Inliner should update the branch_weights annotation to scale it to proper value.
Do not use double here and instead specify it as a fraction.
What are the assumptions on the MD_prof metadata here? Could you assert V here? If it is indeed possible that ith operand is not constant int, could the next operand be constant int (in which case you shouldn't return here)
Document this method. Also, perhaps choose a more meaningful name.
No need to keep track of the cloned blocks and update the calls inside them. VMap also includes the instructions - so just check if they are calls and update the weights.
There is a subtle issue here. Let's say there is a block in the callee that is not executed in this call context and that block has a call instruction. You'll still be reducing the weight of that call even though you haven't cloned it. Similar issue does exist in updating the bfi incrementally, but that's okay because BFI does get recomputed later. In this case, once the weight gets incorrectly updated it remains so forever. What you should be doing is update the weights only when the call has been cloned.
This code that gets either the metadata weight or the block weight should be refactored and moved out of here.
This gets confusing. You're now updating the entry count based on the metadata. When sample profile is used, is it expected that the sum of the calls' profile weights equal the entry count? Do you smooth out the entry count based on call instructions' profile weight when you initially load the profile. In any case, more comments are helpful.
Please expand this test or add a new test case to handle more complex cases where some calls are not cloned into the caller.
For counts from instrumentation based profile, I use a 128 bit APInt to do the arithmetic and then educe it to 64 bit. In this case, since the values being multiplied are sample profile weights, I suppose the likelihood of Val * S overflowing 64 bits is very small and the APInt may be unnecessary. Even then, use saturated multiply so that the values are at least sensible even in the unlikely case of overflow.
You have to check if Entry.second is a call. It is possible for call instructions to be simplified to a value during the cloning.
Useful to add a comment as to why this is done only when the instruction is in VMap.
Nit: I prefer writing comments to explain why I expect the values in the CHECK statements. This helps anyone trying to modify the test later.
Perhaps it is not clear above, but SaturatingMultiply may be sufficient in your case. I'm ok with using APInt as well as in the most common case (multiplication result fits within 64 bits), the division is not expensive. Perhaps add a comment above the udiv stating that this could potentially be expensive, but most likely the product is going to fit within 64 bits.
The check above is not needed. After all, if the block is reachable in the call context, all instructions inside are reachable too. But there is one tricky case. Let's say that a call has been simplified into a value (this can happen during pruning), Should you update the call count or not? If you should not update, then the check above should be isa<CallInst>(VMap.Count(CI)). I think updating is the right thing here though.
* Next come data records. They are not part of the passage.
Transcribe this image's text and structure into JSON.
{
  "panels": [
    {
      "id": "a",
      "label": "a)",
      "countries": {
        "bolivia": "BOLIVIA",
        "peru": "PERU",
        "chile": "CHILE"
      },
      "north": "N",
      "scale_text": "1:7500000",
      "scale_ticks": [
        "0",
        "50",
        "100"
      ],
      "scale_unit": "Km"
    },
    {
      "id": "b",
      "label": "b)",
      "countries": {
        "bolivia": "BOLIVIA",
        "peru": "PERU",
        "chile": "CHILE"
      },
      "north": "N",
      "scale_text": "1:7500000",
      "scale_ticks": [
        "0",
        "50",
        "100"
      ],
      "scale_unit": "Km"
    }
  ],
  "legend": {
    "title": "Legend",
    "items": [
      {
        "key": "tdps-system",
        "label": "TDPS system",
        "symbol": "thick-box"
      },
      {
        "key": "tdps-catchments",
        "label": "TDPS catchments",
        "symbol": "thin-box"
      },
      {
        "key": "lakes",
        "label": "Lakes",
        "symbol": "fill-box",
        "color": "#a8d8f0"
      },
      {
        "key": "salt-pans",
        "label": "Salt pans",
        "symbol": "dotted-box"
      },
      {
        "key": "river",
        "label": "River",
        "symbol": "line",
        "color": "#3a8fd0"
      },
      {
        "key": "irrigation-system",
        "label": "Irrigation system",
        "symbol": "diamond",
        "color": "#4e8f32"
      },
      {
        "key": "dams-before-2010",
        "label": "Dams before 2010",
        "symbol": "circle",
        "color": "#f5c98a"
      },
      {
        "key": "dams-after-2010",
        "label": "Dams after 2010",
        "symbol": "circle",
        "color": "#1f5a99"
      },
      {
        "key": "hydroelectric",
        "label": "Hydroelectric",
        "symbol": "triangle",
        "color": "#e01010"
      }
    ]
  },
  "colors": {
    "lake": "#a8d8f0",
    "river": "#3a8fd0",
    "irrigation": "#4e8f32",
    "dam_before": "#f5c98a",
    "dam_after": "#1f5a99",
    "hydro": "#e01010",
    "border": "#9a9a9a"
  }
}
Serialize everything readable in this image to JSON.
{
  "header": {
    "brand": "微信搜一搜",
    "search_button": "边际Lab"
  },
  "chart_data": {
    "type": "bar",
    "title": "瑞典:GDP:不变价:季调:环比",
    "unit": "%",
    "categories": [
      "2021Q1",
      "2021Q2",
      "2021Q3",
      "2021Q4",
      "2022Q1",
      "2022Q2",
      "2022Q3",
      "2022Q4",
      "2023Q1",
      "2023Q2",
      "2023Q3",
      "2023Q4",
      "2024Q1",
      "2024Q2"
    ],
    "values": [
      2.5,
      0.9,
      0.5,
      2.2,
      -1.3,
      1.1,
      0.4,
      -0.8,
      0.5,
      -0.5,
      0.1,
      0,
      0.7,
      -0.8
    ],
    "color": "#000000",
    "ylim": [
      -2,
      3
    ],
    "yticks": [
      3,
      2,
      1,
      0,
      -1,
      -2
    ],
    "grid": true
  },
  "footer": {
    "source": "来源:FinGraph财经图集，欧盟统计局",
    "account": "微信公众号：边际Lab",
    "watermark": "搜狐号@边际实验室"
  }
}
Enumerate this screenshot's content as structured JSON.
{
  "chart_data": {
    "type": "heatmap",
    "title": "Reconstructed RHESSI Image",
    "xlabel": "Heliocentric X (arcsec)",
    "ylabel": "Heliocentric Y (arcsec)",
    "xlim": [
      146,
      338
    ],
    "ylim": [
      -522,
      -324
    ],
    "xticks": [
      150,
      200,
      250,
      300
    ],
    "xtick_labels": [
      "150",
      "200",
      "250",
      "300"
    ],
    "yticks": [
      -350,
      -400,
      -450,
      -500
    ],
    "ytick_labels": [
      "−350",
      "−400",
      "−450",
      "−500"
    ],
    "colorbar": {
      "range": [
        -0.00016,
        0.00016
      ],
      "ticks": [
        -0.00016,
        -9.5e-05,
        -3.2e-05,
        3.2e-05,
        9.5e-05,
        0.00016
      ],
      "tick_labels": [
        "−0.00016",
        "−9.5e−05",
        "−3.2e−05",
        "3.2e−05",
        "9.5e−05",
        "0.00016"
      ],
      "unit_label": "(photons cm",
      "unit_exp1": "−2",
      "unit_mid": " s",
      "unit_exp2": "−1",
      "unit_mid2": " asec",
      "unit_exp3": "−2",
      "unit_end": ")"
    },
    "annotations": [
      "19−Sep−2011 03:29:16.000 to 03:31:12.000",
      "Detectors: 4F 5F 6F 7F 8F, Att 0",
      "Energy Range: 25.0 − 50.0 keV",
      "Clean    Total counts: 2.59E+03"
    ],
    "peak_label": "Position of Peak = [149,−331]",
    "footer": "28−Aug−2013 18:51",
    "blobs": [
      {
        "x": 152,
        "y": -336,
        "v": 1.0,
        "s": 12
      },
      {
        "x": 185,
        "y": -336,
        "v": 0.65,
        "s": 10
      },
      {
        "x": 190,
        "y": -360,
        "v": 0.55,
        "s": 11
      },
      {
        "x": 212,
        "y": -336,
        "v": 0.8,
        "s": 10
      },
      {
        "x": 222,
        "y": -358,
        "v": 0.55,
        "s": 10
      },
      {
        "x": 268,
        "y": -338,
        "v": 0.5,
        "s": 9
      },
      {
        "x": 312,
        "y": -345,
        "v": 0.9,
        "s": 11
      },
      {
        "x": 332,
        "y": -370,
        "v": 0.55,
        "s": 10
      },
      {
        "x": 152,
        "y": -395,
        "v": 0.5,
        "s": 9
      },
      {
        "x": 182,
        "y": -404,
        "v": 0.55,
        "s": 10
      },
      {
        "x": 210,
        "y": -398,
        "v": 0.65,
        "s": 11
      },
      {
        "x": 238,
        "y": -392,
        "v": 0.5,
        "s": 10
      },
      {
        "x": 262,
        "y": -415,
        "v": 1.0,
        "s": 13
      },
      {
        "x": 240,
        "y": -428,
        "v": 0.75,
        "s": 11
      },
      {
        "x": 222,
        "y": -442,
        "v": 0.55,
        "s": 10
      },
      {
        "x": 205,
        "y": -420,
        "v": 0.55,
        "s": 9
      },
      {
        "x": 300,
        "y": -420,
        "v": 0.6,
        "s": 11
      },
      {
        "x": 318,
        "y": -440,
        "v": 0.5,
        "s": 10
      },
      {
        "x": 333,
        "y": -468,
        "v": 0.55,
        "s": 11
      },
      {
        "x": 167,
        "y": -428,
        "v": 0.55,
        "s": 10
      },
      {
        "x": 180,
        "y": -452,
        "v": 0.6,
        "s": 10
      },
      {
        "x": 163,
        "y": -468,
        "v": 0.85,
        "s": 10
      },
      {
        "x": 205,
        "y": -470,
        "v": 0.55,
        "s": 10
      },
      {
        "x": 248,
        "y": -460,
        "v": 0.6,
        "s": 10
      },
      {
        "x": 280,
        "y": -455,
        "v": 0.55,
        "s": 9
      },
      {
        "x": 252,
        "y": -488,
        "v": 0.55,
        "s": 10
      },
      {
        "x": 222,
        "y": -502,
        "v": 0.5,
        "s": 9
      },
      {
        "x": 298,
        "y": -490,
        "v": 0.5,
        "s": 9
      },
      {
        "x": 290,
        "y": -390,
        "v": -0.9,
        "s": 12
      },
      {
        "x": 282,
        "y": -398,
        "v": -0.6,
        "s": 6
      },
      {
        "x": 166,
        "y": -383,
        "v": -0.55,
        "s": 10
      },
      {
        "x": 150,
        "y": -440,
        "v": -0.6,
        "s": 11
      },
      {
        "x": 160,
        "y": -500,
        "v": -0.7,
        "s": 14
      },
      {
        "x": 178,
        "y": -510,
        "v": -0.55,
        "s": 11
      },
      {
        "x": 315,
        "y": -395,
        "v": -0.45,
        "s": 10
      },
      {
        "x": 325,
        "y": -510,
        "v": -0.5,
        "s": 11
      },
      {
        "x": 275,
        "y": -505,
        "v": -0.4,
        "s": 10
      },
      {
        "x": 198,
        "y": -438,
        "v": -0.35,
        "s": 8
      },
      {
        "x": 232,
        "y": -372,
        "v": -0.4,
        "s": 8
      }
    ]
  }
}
If X is Optional, please use X.has_value() to check if it has value and X.getValue() to check for 0 value.
Do you mean to use !CalleeEntryCount.has_value()?
I'm confused, do you mean to test if CallSiteCount has no value or it has a value of 0?
Isn't it redundant to check ptr != nullptr?
Is there any chance that Entry.second is NULL and what happen on (*Entry.second) in that case?
It indeed happened once when I compile large code, that's why I added this check. I'm not familiar with cloning code, Easwaran may have some insights on why this could be nullptr? Or it's a bug in function clone?
The prof count only attaches to branch instructions. For the case you mentioned, it's already checked by the "if (CallInst *CI = dyn_cast<CallInst>(&I))", thus I simply removed the second check.